Scientists from Russia's national research-oriented Tomsk Polytechnic University (TPU), China's Shihezi University, and China's Wuhan University of Geosciences say they have found an inexpensive and environmentally friendly way to treat a popular photocatalyst material.
The findings were published in the scientific journal Applied Catalysis B-environmental.
Scientists said that they have found a method to change the microstructure of carbon nitride (an important photocatalytic material) by treating carbon nitride with water at high temperature to form porous nanolayers of oxygen-containing molecules.

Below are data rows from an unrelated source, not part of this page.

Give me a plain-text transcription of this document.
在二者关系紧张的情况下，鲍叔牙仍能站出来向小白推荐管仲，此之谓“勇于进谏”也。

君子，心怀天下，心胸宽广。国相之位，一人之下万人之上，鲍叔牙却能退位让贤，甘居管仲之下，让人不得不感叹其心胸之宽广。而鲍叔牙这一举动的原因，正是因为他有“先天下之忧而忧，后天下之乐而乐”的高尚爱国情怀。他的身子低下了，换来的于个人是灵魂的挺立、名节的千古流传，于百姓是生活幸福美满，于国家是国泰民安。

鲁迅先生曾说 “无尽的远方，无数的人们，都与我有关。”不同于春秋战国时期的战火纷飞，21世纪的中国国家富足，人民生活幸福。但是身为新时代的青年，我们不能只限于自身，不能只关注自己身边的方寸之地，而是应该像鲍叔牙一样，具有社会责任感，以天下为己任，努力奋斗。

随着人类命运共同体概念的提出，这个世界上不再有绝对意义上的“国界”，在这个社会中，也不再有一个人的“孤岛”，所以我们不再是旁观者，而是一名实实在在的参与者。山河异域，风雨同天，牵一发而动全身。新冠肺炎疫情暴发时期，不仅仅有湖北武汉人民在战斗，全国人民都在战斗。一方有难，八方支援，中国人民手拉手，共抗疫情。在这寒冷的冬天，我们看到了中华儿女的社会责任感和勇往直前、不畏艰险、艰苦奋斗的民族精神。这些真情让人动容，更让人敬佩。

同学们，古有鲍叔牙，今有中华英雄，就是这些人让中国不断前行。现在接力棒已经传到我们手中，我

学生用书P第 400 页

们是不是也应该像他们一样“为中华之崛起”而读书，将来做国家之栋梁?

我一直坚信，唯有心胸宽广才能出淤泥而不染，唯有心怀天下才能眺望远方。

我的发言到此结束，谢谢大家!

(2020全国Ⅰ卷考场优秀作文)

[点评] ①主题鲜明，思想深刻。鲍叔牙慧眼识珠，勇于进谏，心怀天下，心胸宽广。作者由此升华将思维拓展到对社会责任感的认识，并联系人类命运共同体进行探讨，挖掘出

Raul Rodriguez, a professor from Tomsk Polytechnic University's Research Faculty of Chemistry and Biomedical Technology said that Carbon nitride is a promising and inexpensive material that can be easily synthesized from urea or other nitrogen-carbon compounds by high-temperature reactions.
“After steam and high-temperature treatments the material will have better performance in generating hydrogen from sunlight,” he said.
China-Russia energy cooperation is quickly becoming one of the biggest areas of bilateral cooperation.
China-Russia bilateral trade in 2021 grew 35.9 percent year-on-year, reaching $146.8 billion, exceeding the threshold of $140 billion for the first time, an all-time high, official data showed. The two nations have set a goal of reaching $200 billion in bilateral trade by 2024.